March 1st marks the deadline for practically every application there is. Many private and departmental scholarships, CU’s general financial aid, and — most relevant to this column — fall study abroad applications are all due this Thursday.
While many students procrastinate until the weekend before this ominous deadline (myself included), Katie Odens, a sophomore Spanish and Education major at CU, finished her study application with a bit of time to spare, turning in her application last week.
From deciding which program to attend to writing multiple essays and gathering paperwork, applying to study abroad adds to the workload of already-busy students.
Although some elements of the application process can be easily controlled, others — like waiting for letters of recommendation to be completed — cannot. “The hardest part of applying was waiting for the things I couldn’t control to be completed,” said Odens. “It was suspenseful waiting for everything to be finished so that I could get the decision letter.”
Odens turned her application in early, but she still has to wait to hear back about her acceptance. “I’m not too nervous about being accepted since I’ve already been abroad and my academics and disciplinary record haven’t changed since then,” she said.
If she is accepted, Odens will be doing the ISA program in Salamanca, Spain. Deciding what country to visit was the easy part: “I decided first to go to Spain since I’ve never been to Europe and really want to get to know the continent,” she said. “Also, I speak Spanish, so of the European countries that makes the most sense for me to go to.”
Selecting a program required a bit more research and thought from Odens, but ultimately the ISA program — which features individualized studies with Spaniards as well as a homestay — won her over. “The program I chose was the best fit for me as far as academic flexibility and class options,” she explained. “They offer courses in Spanish, Education and Portuguese, which are my three main interests as of now.”

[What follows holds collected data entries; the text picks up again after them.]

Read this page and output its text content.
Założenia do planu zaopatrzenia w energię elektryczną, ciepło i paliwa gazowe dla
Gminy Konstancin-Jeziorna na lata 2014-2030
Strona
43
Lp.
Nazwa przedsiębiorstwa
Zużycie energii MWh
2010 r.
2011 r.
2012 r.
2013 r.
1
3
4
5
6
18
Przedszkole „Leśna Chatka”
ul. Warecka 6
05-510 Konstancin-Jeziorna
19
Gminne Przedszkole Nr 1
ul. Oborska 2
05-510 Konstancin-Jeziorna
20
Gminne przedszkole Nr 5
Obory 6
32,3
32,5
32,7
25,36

Sometimes, it’s hard to accept that your best friend or loved one will be leaving the country for six months. But Odens is lucky to have the support of her friends and family. “People typically support me in my decision,” she said. “My friends mainly get excited, but my parents always support me so that’s always nice. When I asked my mom about the cost of studying abroad, she told me that as long as I was working hard and kept up my grades that they would find a way to make it work.”
Although she won’t be leaving until August, Odens is overcome with anticipation at the prospect of studying abroad. “It’s way too exciting to contain,” she explained. “You can ask any of my close friends and they’ll tell you that I squeal with excitement every time the thought of going crosses my mind.”
Now that her application is turned in, Odens can spend the rest of the semester focusing on the great things about CU and Boulder.
In addition to the less-than-exciting aspects of preparation, like visa applications and doctors’ visits, Odens has a few other preparation goals in mind: “I plan on preparing to study abroad by packing super efficiently, and brushing up on my Spanish via telenovelas and novels over the summer.”